Project Objectives for Next Reporting Period

Objectives
For the next reporting period, we plan to continue working to accomplish the previously stated objectives. We expect to finish laboratory testing with the bench-top prototype and then work with the new field-portable prototype.

Work plan to Meet Objectives

1. A survival experiment will be conducted using with enterococcus to determine whether the enzyme activities change with time. Comparisons will be made with normal QuantiTray measurements and the mEI plating method.
2. Additional testing will be performed with the modified Enterolert solution to ensure comparable results with the normal Enterolert.
3. A field-portable prototype will become available this fall. At that time we will begin testing in the lab and field with that instrument.
   1. Test for detection of known concentrations of ATCC strains of enterococci.
   2. Test with field samples from marine waters.
   3. Develop quantification software program.
   4. Optimize the disinfection and rinsing system.
4. Prepare a standard operating procedure for using and calibrating the field-portable instrument.
5. Conduct some testing in Narragansett Bay.

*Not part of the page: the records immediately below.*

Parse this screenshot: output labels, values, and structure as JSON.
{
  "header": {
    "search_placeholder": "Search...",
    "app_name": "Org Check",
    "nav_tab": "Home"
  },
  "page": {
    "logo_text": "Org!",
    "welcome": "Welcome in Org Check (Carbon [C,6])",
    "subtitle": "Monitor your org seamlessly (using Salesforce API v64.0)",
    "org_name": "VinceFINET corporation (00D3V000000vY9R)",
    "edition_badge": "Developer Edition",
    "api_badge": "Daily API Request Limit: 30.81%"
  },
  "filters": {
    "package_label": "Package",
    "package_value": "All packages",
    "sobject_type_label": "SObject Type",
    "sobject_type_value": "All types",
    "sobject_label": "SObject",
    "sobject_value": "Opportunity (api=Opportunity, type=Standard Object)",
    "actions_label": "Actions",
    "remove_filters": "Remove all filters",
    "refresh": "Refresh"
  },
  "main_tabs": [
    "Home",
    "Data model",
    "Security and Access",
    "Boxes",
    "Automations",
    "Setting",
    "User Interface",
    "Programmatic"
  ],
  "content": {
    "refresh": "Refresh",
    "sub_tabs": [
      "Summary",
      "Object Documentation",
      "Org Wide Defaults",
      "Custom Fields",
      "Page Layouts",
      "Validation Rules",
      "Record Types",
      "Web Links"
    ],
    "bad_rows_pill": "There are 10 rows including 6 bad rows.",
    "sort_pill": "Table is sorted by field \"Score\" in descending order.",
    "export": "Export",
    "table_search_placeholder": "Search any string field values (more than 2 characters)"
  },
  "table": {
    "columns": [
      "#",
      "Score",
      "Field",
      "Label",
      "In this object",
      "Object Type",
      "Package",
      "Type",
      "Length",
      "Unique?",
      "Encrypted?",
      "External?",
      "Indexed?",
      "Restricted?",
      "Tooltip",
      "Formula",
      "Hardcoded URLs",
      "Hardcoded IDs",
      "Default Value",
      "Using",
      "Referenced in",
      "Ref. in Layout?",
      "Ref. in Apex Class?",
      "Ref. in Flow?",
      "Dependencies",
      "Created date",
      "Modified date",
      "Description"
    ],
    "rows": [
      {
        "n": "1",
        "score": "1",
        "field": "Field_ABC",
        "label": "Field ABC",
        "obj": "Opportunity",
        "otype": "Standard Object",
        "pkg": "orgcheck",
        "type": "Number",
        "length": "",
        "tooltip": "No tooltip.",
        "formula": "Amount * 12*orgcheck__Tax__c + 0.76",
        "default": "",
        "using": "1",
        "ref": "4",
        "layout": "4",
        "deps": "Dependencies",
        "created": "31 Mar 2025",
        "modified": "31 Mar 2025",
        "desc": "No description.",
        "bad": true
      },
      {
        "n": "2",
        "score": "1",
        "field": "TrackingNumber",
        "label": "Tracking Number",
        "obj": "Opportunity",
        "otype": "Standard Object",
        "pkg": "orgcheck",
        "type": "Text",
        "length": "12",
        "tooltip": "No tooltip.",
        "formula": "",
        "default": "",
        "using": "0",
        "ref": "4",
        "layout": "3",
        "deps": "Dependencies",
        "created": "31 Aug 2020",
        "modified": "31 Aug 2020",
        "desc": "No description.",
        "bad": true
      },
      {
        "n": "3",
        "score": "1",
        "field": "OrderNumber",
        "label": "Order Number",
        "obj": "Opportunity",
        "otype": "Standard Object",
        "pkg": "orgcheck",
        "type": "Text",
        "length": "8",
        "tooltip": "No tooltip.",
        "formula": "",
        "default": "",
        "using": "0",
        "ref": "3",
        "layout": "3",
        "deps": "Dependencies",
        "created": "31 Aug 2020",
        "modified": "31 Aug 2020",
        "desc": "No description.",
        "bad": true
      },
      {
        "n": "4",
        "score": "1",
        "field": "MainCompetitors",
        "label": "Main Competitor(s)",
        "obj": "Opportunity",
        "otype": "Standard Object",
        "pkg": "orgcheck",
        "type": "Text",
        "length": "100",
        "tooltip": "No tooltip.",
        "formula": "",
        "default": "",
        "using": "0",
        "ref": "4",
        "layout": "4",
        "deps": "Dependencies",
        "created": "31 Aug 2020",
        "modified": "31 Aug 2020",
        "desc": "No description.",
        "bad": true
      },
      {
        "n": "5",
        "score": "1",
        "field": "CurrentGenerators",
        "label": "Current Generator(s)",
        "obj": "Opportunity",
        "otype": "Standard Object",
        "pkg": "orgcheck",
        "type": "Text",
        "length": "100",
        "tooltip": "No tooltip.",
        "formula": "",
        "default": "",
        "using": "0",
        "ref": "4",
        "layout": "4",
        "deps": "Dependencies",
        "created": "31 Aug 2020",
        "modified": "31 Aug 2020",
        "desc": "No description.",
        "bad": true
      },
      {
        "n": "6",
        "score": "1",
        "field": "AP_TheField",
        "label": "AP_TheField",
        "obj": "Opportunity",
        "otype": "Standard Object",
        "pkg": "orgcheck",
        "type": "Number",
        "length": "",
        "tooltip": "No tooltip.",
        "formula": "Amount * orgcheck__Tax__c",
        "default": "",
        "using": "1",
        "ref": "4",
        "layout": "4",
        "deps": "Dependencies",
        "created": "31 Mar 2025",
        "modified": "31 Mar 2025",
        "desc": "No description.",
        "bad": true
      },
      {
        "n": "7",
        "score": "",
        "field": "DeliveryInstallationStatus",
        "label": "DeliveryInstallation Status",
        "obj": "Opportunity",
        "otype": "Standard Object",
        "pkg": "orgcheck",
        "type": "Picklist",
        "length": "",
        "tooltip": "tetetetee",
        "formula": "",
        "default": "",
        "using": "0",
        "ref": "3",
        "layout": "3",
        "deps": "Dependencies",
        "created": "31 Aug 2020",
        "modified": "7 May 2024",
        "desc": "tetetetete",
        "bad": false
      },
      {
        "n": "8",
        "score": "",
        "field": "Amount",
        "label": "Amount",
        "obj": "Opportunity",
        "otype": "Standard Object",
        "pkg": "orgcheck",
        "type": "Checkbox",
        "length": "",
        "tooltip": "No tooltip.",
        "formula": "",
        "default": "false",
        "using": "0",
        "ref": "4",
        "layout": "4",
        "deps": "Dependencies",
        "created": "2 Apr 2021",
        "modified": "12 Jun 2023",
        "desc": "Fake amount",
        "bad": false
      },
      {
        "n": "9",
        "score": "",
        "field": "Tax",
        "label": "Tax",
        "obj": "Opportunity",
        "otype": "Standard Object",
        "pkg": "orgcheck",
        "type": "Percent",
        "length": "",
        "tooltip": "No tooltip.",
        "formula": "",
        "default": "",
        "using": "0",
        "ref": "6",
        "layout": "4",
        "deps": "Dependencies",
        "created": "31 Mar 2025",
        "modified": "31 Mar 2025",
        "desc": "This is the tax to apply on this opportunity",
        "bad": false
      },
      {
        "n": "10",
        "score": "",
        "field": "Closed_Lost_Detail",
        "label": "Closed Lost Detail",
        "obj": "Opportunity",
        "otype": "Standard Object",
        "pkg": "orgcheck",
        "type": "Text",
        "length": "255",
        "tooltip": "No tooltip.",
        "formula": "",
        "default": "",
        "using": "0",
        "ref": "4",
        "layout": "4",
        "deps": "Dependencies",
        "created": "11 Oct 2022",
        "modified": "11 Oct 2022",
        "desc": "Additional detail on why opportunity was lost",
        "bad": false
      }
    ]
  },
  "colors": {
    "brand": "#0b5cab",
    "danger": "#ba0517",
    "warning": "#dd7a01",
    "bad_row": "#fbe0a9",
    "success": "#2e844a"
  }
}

Dissemination Objectives for next reporting period
Final report, paper submissions and professional meetings.

Overall Project Timeline Update
Task 1/2 ­ Laboratory Tests ­Sept/Oct 2006
Task 3 ­ Field-Portable Prototype Lab Tests ­ Nov 2006
Task 4 ­ Develop Protocol ­ Nov 2006
Task 5 ­ Field Tests with Field-Portable prototype - Nov/Dec 2006.

Expenditures
The expenditures are in the range anticipated for the work accomplished to date. We have requested, and been granted, a “no-additional cost” extension of our remaining funds that will enable us to continue working on the project until Dec. 31, 2006.